Subway cuts to persist
MTA: Service will slow on several lines through 2022
Riders on a handful of subway lines can expect regular hiccups in their evening commutes until at least November 2022 as MTA officials attempt to give more time for slow-crawling work trains to travel to construction sites.
The Metropolitan Transportation Authority board on Wednesday is set to approve the move, which will trim weekday evening service on the B, D, N, Q and R lines.
The changes mean D and N trains will run local instead of express beneath Fourth Ave. in Brooklyn, cutting the number of hourly trains on each line. Some northbound D train service will begin at Broadway-Lafayette St. instead of Coney Island, according to the MTA’s service plan.
Cutting off express service along Fourth Ave. will also require the MTA to reduce the frequency of B, Q and R trains during the evenings, the plan states.
Transit honchos have used temporary schedules to implement the same service changes on most weeknights since December, and have since 2014 made similar tweaks to service on the same subway lines.
If the MTA board approves the extension Wednesday as expected, it means the service cuts will continue until at least November 2022, MTA officials said.
Officials said the service changes are necessary to give more space for work trains to enter and exit the MTA’s 38th St. train yard in Sunset Park, Brooklyn.
Those trains — which move significantly slower than passenger trains — are needed for crucial construction work, like upgrades to outdated subway signals on several lines and the installation of elevators at the 14th St./Sixth Ave. subway station, officials said.
“This formalizes service that New York City Transit has been operating every weekday evening for six months, and for many weeknights since 2014,” MTA spokesman Aaron Donovan said. “The changes minimize interference to subway passengers from our fleet of maintenance trains, which will grow even busier as our record capital program gathers momentum.”
The approval of the changes comes as MTA officials continue to struggle to lure riders back to the subway. Ridership remains down roughly 60% from before the pandemic.

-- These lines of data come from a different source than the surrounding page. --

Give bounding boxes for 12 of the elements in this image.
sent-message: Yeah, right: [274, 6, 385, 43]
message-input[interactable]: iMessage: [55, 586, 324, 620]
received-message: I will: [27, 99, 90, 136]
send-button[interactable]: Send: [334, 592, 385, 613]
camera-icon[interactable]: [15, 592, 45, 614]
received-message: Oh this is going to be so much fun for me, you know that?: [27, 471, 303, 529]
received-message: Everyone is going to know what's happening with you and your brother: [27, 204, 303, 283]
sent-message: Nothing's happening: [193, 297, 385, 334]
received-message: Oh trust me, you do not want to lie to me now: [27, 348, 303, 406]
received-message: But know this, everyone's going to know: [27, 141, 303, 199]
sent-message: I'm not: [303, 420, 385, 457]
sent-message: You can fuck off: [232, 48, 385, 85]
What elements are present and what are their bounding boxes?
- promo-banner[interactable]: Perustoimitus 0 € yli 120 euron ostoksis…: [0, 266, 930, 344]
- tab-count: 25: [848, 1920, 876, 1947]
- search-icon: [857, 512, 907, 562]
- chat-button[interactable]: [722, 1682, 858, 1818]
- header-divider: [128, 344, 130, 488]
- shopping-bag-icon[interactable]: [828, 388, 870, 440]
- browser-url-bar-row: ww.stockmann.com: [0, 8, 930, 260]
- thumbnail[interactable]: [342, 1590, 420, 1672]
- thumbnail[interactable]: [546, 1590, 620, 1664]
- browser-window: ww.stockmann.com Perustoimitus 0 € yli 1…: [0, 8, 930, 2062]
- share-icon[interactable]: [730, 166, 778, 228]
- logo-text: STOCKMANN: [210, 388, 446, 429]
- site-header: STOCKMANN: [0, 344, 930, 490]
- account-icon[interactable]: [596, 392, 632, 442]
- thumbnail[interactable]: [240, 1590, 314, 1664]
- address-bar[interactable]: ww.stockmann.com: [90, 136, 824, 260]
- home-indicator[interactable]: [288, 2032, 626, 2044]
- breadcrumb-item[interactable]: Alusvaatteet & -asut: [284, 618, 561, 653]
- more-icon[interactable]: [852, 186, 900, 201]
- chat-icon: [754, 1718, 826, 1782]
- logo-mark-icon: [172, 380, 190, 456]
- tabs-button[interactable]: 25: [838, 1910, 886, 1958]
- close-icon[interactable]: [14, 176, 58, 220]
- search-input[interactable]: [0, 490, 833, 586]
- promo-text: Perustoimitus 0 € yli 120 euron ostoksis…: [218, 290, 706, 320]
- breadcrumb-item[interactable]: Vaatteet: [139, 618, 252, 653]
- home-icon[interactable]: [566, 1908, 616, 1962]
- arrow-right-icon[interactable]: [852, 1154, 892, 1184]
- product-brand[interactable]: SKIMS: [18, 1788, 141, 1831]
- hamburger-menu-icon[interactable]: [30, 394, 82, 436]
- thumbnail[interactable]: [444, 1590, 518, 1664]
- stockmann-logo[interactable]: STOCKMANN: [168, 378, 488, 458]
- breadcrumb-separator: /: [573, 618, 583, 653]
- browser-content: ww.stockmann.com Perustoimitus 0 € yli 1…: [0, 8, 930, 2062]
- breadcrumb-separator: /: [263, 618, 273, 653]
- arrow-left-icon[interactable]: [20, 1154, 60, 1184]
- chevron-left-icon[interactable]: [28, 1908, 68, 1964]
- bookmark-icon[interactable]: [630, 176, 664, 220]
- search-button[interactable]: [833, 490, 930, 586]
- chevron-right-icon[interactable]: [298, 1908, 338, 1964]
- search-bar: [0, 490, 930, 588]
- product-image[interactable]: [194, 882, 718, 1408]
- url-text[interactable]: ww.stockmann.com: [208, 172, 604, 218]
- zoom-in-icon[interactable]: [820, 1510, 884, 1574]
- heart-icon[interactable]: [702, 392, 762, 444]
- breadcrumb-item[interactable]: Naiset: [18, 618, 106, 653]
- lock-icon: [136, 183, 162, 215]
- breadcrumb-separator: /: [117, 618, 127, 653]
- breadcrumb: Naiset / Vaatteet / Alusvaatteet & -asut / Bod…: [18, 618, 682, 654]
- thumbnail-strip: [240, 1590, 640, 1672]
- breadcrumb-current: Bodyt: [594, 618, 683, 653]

NYC Transit officials also face a dire shortage of subway crews as a result of a hiring freeze and a rush of retirements during the pandemic.
MTA payroll records show the number of employees working in subway service delivery — which includes roles like train operators, conductors, dispatchers and supervisors — shrunk by 10% between May 2019 and May 2021, from 8,572 to 7,693.
Officials at Transport Workers Union Local 100, which represents roughly half of the MTA’s workforce, said last week transit officials have been slow to open up new training classes to onboard new train crews more quickly. The training process for conductors can take as long as a year — and union leaders said the crew shortages could impact service until at least 2022.